I do firmly believe that most crime could be prevented or remediate through robust non-carceral systems, but there are also just some fucking evil, dangerous, and predatory people out there you have to do something drastic with, and I'm against killing them.
And watching everything unfold here I have some fucking complicated feelings about EPD Chief Skinner because on the one hand I do think EPD have used excessive force dealing with protesters, every Black friend I have has stories about their racism--
-- and is constantly hyper-vigilant to avoid them, they do murder people, and they've been completely useless to everyone I've known that needed them, and way too lenient or friendly with violent white supremacists, and all of that deserves criticism and consequences, --
-- but on the other hand, Skinner was making reforms before the protests and has made more in response to them, he seems to agree there is racism in the system that needs to be solved, he's backed off use of force in protesters a lot --
-- (although the response has escalated again as recent protests have gotten more rioty), he freely admits EPD has made mistakes handling the situation, he's been a champion of CAHOOTS for years and worked to get them a very large funding increase last year, --
-- he said publicly tonight he doesn't want the Feds here, and he actively advocates for his department to do less and more appropriate response units to be created to do more instead. So I genuinely don't think we'd do better with someone else in that job.

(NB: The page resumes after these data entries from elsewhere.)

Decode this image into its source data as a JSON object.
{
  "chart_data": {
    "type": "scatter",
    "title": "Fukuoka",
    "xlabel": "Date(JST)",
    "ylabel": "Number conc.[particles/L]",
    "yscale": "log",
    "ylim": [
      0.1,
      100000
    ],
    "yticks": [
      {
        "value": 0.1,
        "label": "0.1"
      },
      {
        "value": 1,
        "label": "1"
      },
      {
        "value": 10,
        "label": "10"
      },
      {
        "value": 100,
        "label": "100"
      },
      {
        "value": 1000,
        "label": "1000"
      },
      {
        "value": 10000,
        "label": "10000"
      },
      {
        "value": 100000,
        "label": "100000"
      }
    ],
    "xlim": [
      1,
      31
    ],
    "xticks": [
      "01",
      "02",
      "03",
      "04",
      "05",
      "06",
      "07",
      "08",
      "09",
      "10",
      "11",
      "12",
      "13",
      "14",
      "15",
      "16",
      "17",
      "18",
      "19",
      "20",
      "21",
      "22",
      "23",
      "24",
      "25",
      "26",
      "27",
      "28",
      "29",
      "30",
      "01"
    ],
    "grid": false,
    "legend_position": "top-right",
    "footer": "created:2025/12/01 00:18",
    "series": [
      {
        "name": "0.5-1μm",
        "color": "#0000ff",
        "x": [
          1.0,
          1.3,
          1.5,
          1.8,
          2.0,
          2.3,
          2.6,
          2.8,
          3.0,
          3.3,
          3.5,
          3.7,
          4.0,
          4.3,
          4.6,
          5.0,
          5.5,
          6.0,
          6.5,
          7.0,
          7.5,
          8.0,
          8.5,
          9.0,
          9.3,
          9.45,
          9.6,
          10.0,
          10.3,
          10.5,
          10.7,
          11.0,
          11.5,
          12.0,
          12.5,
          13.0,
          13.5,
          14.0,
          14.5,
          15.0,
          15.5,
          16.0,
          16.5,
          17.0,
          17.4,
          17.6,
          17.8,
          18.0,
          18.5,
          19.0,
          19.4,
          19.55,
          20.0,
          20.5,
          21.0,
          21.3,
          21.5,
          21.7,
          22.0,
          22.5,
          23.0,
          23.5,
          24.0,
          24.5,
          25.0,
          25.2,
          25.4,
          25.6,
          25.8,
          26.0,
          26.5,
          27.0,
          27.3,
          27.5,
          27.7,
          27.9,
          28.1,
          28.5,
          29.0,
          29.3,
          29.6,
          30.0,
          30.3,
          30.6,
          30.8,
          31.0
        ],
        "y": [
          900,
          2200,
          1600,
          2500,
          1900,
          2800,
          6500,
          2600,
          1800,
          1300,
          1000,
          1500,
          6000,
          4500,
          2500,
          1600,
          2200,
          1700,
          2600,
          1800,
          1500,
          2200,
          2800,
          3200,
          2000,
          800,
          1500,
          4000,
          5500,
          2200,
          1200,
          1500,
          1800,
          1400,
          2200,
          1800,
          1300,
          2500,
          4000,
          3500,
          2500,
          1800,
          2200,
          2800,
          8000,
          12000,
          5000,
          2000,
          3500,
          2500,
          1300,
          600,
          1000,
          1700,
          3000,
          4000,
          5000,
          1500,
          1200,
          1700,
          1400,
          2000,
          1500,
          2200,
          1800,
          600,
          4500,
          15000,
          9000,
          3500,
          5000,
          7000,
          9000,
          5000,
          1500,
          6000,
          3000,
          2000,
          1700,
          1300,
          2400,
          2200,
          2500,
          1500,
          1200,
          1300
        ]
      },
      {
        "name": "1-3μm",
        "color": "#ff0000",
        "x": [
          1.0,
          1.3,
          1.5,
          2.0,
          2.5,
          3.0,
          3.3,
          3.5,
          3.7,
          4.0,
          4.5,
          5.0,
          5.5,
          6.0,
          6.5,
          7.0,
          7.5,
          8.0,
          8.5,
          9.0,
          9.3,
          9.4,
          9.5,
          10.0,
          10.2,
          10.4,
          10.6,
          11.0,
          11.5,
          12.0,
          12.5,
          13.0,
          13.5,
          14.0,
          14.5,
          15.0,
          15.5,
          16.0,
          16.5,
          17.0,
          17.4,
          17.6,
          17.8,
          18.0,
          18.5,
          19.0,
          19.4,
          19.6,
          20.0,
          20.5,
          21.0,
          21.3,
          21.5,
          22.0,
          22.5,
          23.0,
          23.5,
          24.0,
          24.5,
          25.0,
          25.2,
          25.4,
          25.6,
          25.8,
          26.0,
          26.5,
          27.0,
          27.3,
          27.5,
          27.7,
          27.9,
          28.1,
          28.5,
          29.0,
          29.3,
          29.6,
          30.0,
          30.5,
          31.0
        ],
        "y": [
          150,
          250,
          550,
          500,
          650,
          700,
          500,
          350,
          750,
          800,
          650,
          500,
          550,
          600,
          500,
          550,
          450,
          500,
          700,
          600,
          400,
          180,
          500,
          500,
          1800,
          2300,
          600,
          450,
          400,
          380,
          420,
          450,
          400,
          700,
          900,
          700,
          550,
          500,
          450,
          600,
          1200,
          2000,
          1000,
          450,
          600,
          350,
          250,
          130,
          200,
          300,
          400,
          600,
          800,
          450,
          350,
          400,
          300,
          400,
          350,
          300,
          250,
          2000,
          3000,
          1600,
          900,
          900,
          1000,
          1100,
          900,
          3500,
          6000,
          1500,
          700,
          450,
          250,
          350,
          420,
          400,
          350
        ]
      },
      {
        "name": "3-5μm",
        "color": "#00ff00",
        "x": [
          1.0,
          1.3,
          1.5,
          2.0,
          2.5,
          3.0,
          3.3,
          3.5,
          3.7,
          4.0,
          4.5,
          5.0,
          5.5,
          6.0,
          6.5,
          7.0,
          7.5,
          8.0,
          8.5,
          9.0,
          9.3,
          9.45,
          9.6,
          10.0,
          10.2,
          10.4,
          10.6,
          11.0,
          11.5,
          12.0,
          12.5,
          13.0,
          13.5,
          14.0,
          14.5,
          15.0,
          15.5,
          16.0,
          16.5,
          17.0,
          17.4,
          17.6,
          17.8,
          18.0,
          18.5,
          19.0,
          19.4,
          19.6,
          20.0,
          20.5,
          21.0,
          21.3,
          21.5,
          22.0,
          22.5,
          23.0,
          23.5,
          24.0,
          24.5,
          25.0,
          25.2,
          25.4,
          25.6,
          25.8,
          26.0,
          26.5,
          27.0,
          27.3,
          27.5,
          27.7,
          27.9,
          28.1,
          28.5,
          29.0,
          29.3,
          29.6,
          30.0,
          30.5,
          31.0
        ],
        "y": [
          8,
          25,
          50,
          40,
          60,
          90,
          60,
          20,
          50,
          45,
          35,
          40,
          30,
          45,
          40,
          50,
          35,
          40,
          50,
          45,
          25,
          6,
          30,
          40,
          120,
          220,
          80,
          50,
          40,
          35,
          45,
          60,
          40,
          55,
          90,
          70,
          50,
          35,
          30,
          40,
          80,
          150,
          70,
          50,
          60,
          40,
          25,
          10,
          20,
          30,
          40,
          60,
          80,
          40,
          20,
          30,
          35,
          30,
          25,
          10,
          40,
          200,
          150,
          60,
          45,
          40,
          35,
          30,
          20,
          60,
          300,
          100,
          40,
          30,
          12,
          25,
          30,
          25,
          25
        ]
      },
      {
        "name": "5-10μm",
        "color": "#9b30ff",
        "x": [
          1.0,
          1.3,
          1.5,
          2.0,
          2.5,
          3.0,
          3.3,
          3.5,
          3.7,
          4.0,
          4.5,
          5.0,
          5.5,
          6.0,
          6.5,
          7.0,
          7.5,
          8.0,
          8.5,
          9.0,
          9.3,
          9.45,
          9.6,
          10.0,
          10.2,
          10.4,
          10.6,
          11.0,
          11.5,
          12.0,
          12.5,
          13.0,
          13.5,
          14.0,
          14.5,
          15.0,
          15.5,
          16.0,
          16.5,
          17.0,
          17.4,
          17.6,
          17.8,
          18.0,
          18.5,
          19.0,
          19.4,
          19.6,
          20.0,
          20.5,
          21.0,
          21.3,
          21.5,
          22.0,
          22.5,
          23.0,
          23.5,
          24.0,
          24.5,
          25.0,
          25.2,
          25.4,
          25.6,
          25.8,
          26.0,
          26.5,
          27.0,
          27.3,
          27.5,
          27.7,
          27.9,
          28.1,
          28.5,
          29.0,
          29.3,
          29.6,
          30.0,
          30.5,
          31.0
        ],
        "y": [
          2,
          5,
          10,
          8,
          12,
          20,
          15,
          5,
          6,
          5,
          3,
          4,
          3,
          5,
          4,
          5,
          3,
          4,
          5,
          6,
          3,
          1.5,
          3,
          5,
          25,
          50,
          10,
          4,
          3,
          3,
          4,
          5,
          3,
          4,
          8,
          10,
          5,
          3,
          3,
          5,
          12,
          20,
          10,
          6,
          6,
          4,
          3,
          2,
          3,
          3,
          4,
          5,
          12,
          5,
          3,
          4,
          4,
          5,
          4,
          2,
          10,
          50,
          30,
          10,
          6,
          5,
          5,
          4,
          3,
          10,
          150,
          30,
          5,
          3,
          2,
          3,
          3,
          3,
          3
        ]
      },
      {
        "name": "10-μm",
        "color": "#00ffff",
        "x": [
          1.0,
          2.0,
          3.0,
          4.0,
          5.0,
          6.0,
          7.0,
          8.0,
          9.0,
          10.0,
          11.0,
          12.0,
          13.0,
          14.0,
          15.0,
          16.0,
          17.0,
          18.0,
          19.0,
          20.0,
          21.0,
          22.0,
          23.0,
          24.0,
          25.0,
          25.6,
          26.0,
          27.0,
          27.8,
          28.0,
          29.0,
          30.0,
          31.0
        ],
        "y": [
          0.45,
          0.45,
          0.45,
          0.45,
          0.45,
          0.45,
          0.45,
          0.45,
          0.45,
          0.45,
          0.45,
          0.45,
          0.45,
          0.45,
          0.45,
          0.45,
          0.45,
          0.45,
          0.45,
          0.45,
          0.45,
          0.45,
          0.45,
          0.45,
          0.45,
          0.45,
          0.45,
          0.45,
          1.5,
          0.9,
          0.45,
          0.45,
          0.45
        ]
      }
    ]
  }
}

And we're a fuck ton better off than pretty much everywhere else with sustained protests. So who knows what will untimely take shape in this town out how effective reforms will be (because I do think we're looking at reforms, not scraping the system and starting over).
Oh, I also forgot the part where the alt-right counter protesters increasingly have guns (so do some of the BLM protesters). The alt-right protesters have fired a gun in the air once, & drawn them to menace several times, which have been deescalated, but it's a matter of time.